当時のヨーロッパにはこの植物についての知識がなく、また季節的に果実が熟していなかったので気付かなかっただろうと言われていますが、ずいぶん大きなお金儲けのチャンスを見逃したものです。なにしろオールスパイスは、当時ヨーロッパで高額で取引きされていたスパイスーシナモン、クローブ、ナツメグの香味をすべて兼ね備えていたのですから。


この新種のスパイスは、球形の形状がペパーによく似ていることから、発見当時のスペインではペパーの一種と考えて、“ペパーの果実”を意味するピメンタと名付けられ、また俗名でジャマイカペパーとも呼ばれていたようです。


しかし、上に挙げた3つのスパイスをミックスしたような香味をもつところから、やがてオールスパイスと呼ばれるようになりました。中国名は、「三香子」、日本では「百味こしょう」といいます。

オールスパイスは甘味も辛味が含まれる

オールスパイスは若干の刺激感はありますが、ペパーのような辛味感はありません。芳香の主成分はオイゲノールで、独特の爽やかさと甘味、そしてほろ苦さに特徴があります。香味感がシナモン、クローブ、ナツメグと似ているので、向き料理も同じと考えていいのですが、甘、辛どちらの料理にも合う幅の広さを持っています。

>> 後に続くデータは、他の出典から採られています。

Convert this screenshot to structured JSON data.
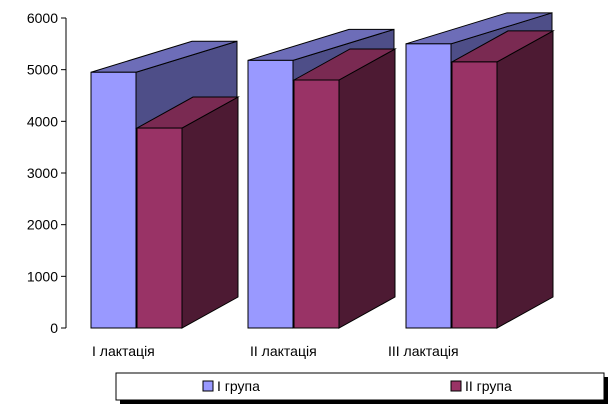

ただ、オイゲノール由来の香りは日本人には好き嫌いが強く出る傾向があるので、香味んい慣れるまでは量を控え目に、そして料理の仕上げ時よりも下ごしらえや調理中に加える方が良いようです。慣れればさまざまな料理に使えます。

オールスパイスを上手に使いこなしかた

市販品には果実を乾燥させたホールタイプと、パウダーとがあり、いずれも幅広く使えます。


シチュー、スープ、ソース、マリネなどには、ホールをそのまま使うと香りがよく、特にスカンジナビア地方では、生のニシンをマリネにするのに欠かせないスパイスとなっています。


パウダーは挽肉と料理に用いたり、ドーナツ、クッキーなどのお菓子を作るとき、材料に練り込んで使います。


使い慣れるにはまず、香味の似ているシナモンやクローブ、ナツメグと併用してみるといいでしょう。例えば、ハンバーグにはよくナツメグを使いますが、一緒にオールスパイスも加えると、似た香味のマスキング効果によってナツメグ臭、オールスパイス臭が弱められ、嗜好性が高まります。


ちなみにアメリカ人はオールスパイスの香味をよく好み、トマトや果物、ジュースなどに振りかけて使うほど。東京のある有名ホテルでは、アメリカ人向きの料理に隠し味としてオールスパイスを使う工夫をしているといいます。